Amended regulation 4(1) of TICER states that the EU regime would continue to apply “only where, in accordance with regulation 5, the central management is situated in the United Kingdom”.
Rather confusingly, the first limb of regulation 5 which referred to situations in which central management was “situated in the United Kingdom”, was removed during the drafting process and only the second limb under the amended regulation was retained which referred to situations in which central management was “deemed” to be situated in the UK.
The CAC decided that it had jurisdiction to hear the case brought by the EWC.
EasyJet appealed, arguing that the phrase “in accordance with” in amended regulation 4 meant “as defined by” and that the term “situated in the United Kingdom” only included circumstances that fell within regulation 5. In other words, it did not include circumstances in which central management was, in fact, situated in the UK but only where it was “deemed” to be.
Dismissing the appeal, the EAT held that it had to give the “natural and ordinary” meaning to the words in the regulations. Where they had more than one meaning, it would be guided by common sense.
On that basis, it concluded that the words “in accordance with regulation 5” could not sensibly be interpreted to allow a situation whereby the words “situated in the United Kingdom” excluded “central management that is situated in the United Kingdom” as that would run counter to common sense.
In addition, it held that it was clear from the explanatory memorandum to the Employment Rights (Amendment) (EU Exit) Regulations 2019 that parliament intended the amended TICER would continue to apply to EWCs that had been established before the end of the Brexit transition period.
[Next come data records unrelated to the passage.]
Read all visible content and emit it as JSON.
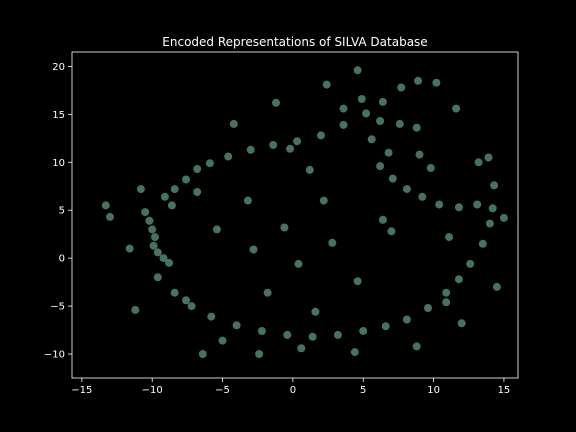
{
  "chart_data": {
    "type": "scatter",
    "title": "Encoded Representations of SILVA Database",
    "xlabel": "",
    "ylabel": "",
    "xlim": [
      -15.7,
      16.0
    ],
    "ylim": [
      -12.5,
      21.5
    ],
    "xticks": [
      -15,
      -10,
      -5,
      0,
      5,
      10,
      15
    ],
    "yticks": [
      -10,
      -5,
      0,
      5,
      10,
      15,
      20
    ],
    "grid": false,
    "legend": "none",
    "marker_color": "#7fcdbb",
    "background_color": "#000000",
    "axes_color": "#ffffff",
    "series": [
      {
        "values": [
          [
            -10.5,
            4.8
          ],
          [
            -10.2,
            3.9
          ],
          [
            -10.0,
            3.0
          ],
          [
            -9.8,
            2.2
          ],
          [
            -9.9,
            1.3
          ],
          [
            -9.6,
            0.6
          ],
          [
            -9.2,
            0.0
          ],
          [
            -8.8,
            -0.5
          ],
          [
            -8.6,
            5.5
          ],
          [
            -9.1,
            6.4
          ],
          [
            -8.4,
            7.2
          ],
          [
            -7.6,
            8.2
          ],
          [
            -6.8,
            9.3
          ],
          [
            -5.9,
            9.9
          ],
          [
            -4.6,
            10.6
          ],
          [
            -3.0,
            11.3
          ],
          [
            -1.4,
            11.8
          ],
          [
            0.3,
            12.2
          ],
          [
            2.0,
            12.8
          ],
          [
            3.6,
            13.9
          ],
          [
            5.2,
            15.1
          ],
          [
            6.4,
            16.3
          ],
          [
            7.7,
            17.8
          ],
          [
            8.9,
            18.5
          ],
          [
            10.2,
            18.3
          ],
          [
            6.2,
            14.3
          ],
          [
            7.6,
            14.0
          ],
          [
            8.8,
            13.6
          ],
          [
            5.6,
            12.4
          ],
          [
            6.2,
            9.6
          ],
          [
            7.1,
            8.3
          ],
          [
            8.1,
            7.2
          ],
          [
            9.2,
            6.4
          ],
          [
            10.4,
            5.6
          ],
          [
            11.8,
            5.3
          ],
          [
            13.1,
            5.6
          ],
          [
            14.2,
            5.2
          ],
          [
            14.0,
            3.6
          ],
          [
            13.5,
            1.5
          ],
          [
            12.6,
            -0.6
          ],
          [
            11.8,
            -2.2
          ],
          [
            10.9,
            -3.6
          ],
          [
            9.6,
            -5.2
          ],
          [
            8.1,
            -6.4
          ],
          [
            6.6,
            -7.1
          ],
          [
            5.0,
            -7.6
          ],
          [
            3.2,
            -8.0
          ],
          [
            1.4,
            -8.2
          ],
          [
            -0.4,
            -8.0
          ],
          [
            -2.2,
            -7.6
          ],
          [
            -4.0,
            -7.0
          ],
          [
            -5.8,
            -6.1
          ],
          [
            -7.2,
            -5.0
          ],
          [
            -8.4,
            -3.6
          ],
          [
            -9.6,
            -2.0
          ],
          [
            -7.6,
            -4.4
          ],
          [
            -5.0,
            -8.6
          ],
          [
            -2.4,
            -10.0
          ],
          [
            0.6,
            -9.4
          ],
          [
            4.4,
            -9.8
          ],
          [
            6.4,
            4.0
          ],
          [
            7.0,
            2.8
          ],
          [
            11.1,
            2.2
          ],
          [
            14.3,
            7.6
          ],
          [
            13.9,
            10.5
          ],
          [
            9.0,
            10.8
          ],
          [
            6.8,
            11.0
          ],
          [
            9.8,
            9.4
          ],
          [
            -13.3,
            5.5
          ],
          [
            -13.0,
            4.3
          ],
          [
            -10.8,
            7.2
          ],
          [
            -6.8,
            6.9
          ],
          [
            -5.4,
            3.0
          ],
          [
            -3.2,
            6.0
          ],
          [
            -2.8,
            0.9
          ],
          [
            -0.6,
            3.2
          ],
          [
            0.4,
            -0.6
          ],
          [
            2.2,
            6.0
          ],
          [
            2.8,
            1.6
          ],
          [
            4.6,
            -2.4
          ],
          [
            1.6,
            -5.6
          ],
          [
            -1.8,
            -3.6
          ],
          [
            -11.2,
            -5.4
          ],
          [
            -11.6,
            1.0
          ],
          [
            -6.4,
            -10.0
          ],
          [
            -4.2,
            14.0
          ],
          [
            -1.2,
            16.2
          ],
          [
            2.4,
            18.1
          ],
          [
            4.6,
            19.6
          ],
          [
            11.6,
            15.6
          ],
          [
            13.2,
            10.0
          ],
          [
            15.0,
            4.2
          ],
          [
            14.5,
            -3.0
          ],
          [
            12.0,
            -6.8
          ],
          [
            8.8,
            -9.2
          ],
          [
            -0.2,
            11.4
          ],
          [
            1.2,
            9.2
          ],
          [
            3.6,
            15.6
          ],
          [
            4.9,
            16.6
          ],
          [
            10.9,
            -4.6
          ]
        ]
      }
    ]
  }
}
The EAT accepted that this interpretation would cause difficulties for employers like easyJet who would have to maintain an EWC in the UK at the same time as having to create a new EWC within the EU. However, it could not accept the “irrationality of an interpretation that retains the relevant provisions of amended TICER in force for deemed UK central management, but not for actual UK central management”.
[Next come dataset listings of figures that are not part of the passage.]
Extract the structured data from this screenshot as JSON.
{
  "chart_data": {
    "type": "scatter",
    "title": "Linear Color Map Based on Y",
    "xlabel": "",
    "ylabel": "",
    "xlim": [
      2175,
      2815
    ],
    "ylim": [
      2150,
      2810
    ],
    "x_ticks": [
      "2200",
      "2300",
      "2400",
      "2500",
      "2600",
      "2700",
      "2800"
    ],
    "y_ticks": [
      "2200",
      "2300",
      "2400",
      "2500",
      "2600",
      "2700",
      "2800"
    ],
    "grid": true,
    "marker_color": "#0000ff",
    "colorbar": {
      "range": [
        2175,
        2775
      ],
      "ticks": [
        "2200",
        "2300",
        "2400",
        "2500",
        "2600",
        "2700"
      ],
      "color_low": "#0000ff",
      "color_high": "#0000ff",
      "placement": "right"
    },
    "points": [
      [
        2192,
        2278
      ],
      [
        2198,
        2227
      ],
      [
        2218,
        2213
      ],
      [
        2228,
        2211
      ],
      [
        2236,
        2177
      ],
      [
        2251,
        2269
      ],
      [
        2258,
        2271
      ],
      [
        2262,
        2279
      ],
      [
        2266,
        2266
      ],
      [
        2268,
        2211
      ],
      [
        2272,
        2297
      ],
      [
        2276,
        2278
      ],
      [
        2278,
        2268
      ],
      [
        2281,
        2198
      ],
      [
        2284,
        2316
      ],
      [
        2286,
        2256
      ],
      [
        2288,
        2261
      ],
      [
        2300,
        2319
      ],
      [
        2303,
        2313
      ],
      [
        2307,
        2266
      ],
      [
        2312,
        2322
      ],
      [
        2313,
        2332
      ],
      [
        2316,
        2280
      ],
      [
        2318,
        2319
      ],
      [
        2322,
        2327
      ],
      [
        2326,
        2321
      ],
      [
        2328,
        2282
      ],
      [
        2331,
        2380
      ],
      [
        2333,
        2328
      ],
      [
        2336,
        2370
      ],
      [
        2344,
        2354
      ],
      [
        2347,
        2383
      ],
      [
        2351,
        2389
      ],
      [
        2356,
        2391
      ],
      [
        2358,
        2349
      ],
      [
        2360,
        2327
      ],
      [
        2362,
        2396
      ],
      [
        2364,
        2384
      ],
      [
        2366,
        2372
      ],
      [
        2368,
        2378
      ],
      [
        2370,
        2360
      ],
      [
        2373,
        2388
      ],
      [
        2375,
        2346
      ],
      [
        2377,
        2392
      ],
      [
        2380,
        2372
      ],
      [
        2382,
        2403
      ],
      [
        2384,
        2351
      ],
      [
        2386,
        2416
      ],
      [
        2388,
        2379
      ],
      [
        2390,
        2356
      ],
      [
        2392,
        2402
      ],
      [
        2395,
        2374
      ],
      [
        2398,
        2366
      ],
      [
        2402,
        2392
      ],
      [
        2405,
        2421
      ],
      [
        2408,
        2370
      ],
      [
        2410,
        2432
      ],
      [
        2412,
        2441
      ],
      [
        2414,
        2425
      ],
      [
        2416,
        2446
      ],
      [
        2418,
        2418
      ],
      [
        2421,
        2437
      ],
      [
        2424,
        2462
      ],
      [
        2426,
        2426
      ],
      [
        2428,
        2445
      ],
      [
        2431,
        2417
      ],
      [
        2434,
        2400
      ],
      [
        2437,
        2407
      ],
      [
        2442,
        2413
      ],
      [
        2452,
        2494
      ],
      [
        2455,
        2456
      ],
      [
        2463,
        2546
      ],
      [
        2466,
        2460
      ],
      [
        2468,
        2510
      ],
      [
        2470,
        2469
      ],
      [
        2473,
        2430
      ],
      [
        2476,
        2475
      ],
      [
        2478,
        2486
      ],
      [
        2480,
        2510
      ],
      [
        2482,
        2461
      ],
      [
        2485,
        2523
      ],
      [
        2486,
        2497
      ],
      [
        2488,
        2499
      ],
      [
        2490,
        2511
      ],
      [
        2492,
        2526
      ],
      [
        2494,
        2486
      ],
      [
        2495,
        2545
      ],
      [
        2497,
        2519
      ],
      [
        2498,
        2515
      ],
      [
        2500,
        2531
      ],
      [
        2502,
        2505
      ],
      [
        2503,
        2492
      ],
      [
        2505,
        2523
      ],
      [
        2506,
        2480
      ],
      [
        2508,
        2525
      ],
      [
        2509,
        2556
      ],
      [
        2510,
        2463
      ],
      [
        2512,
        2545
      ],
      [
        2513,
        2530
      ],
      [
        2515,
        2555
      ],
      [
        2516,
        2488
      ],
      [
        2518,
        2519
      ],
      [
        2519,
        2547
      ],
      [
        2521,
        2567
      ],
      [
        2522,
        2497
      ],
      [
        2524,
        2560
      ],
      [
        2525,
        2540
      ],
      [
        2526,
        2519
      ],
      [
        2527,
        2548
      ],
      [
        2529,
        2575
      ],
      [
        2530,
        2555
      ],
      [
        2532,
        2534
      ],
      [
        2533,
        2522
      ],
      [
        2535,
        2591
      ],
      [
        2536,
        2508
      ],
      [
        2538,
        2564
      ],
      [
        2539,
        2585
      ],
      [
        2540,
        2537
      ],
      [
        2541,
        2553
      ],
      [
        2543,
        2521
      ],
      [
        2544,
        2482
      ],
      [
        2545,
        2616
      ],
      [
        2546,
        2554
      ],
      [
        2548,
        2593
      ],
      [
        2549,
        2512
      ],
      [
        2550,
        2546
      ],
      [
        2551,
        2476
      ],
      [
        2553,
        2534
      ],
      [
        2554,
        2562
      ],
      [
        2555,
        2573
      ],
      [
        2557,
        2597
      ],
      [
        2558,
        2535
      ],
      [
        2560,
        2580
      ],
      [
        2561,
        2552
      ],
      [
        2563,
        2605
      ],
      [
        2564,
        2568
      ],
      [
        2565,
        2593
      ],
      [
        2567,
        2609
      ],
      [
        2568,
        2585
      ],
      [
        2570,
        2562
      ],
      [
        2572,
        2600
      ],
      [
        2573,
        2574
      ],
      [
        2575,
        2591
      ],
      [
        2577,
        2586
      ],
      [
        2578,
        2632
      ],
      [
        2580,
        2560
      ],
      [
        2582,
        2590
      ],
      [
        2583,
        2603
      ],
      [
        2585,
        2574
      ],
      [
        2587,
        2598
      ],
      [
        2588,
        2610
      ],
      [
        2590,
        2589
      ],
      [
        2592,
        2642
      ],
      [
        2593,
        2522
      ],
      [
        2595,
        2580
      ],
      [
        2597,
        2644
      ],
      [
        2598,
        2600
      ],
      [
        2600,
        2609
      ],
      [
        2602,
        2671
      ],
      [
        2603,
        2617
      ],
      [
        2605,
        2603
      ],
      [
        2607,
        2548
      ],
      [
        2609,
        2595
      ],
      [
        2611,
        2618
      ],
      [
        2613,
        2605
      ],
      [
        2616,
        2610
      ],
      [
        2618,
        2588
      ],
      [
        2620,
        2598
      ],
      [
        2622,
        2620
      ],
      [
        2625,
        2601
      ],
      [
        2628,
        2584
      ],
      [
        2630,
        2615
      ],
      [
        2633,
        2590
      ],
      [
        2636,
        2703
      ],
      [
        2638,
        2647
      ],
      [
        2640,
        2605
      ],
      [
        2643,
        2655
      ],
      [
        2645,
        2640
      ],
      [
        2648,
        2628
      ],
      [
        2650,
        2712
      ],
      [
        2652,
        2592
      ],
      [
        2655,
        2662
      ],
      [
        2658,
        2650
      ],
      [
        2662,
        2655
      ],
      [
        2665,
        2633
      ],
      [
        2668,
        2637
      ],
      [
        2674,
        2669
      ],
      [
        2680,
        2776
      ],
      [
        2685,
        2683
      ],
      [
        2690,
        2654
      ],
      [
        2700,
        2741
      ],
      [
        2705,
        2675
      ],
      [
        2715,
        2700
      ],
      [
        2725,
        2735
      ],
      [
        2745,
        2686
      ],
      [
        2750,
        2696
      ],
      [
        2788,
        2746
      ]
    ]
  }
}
A consequence of the UK “taking back control” after Brexit was that whilst UK employers still had to comply with TICER in EU and EEA member states, there was a reduction in protections for UK-based employees. This case clarifies what is left. Although it may result in some practical headaches on the ground, it is consistent with the government’s stated intention of allowing pre-existing UK-based EWCs to continue operating normally.